A proposito della raccolta di Daniele Ricci "Lezione di meraviglia" (peQuod ed., 2022) - nota di lettura di Sergio Daniele Donati
Un vero piacere per la Redazione de Le Parole di Fedro potersi soffermare sulla raccolta "Lezione di meraviglia" (peQuod ed., 2022), del poeta Daniele Ricci.
Una scrittura la sua che traccia sempre linee chiare e malinconiche tra un vissuto personale e il riflesso e richiamo che questo può avere su un universale battente.
Il poeta, in altre parole, si pone nella terra di confine tra osservazione/percezione e rielaborazione e il suo tingere questo percorso di nostalgiche sfumature pastello non può che rendere compartecipe il lettore del dato di abbandono che ogni osservazione - e anche ogni scrittura - porta con sé.
Nella lettura delle sue composizioni il senso di una perdita che, tuttavia, innaffia il terreno della consapevolezza, è dunque sempre presente.
L'elemento poi di poetico abbandono è confermato dalla struttura dell'intera raccolta in cui il tema guida del viaggio è molto presente.
Viaggio, quello del poeta, che, come dovrebbe essere ogni viaggio, diviene spostamento energetico ed interiore; essendo il registro dell'interiorità molto presente nelle composizioni.

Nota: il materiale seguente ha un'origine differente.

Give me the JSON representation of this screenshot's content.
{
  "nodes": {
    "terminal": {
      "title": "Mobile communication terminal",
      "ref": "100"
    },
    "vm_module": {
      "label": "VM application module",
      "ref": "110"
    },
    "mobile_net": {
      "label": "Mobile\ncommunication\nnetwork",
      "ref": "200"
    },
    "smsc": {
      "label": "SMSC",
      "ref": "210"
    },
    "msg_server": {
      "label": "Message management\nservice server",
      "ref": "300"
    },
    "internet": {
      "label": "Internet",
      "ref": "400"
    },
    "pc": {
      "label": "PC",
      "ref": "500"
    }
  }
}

Si legga, ad esempio, la poesia che segue, tratta dalla sezione La strada del ritorno (2021):
Si muove lentamente la nave
lascia indietro la luce intensa
dei bianchi palazzi di Atene
le strade trafficate del Pireo
una parete bianca che il tramonto dona.
Saluto il tuo ricordo
la narrazione del probabile
il bagliore e le voci
degli uomini attraversate dal vento.
La mia partenza è liscia
il vento leggero
parla col mare
con le mie mani
e il nulla.
Un dire che dalla descrizione del movimento del paesaggio che si abbandona, attraverso il medium di un saluto, di un ricordo di ciò che sarebbe potuto essere, diviene lentamente un tragitto verso il vuoto, verso un nulla che, tuttavia, non è qui descritto con tinte angosciose, ma come frutto di un dialogo tra elementi naturali e corporei: una sorta di diluizione nostalgica della densità di ciò che si abbandona verso un néant che, al contrario, è perchè è, perchè deve essere.
Altrove nella raccolta l'elemento rielaborativo e di riattualizzazione del ricordo vengono descritti con un approccio più deciso, sebbene pur sempre nostalgico, e diretto.
Un rivolgersi iniziale ad un tu impersonale che tanto richiama un io ben delineato; sia del poeta che del lettore, se di quella scrittura quest'ultimo è capace di mettersi in ascolto profondo.
È il caso della poesia, tratta dalla sezione "Il tuffatore di Paestum" che qui sotto si propone:
I giorni senza mente
obbidiscono alla distanza.
Ti sei perduto in una curva
scolpita nella vita
rimasta feroce.
Una vita intera
passata a bussare a una porta
a dimenticare me stesso.
Come avrete certamente notato, fino all'ultimo verso non è dato al lettore comprendere che questa poesia ha una struttura monologica, che il poeta, in altre parole si rivolge a un me stesso e non a un impersonale destinatario di quei pensieri.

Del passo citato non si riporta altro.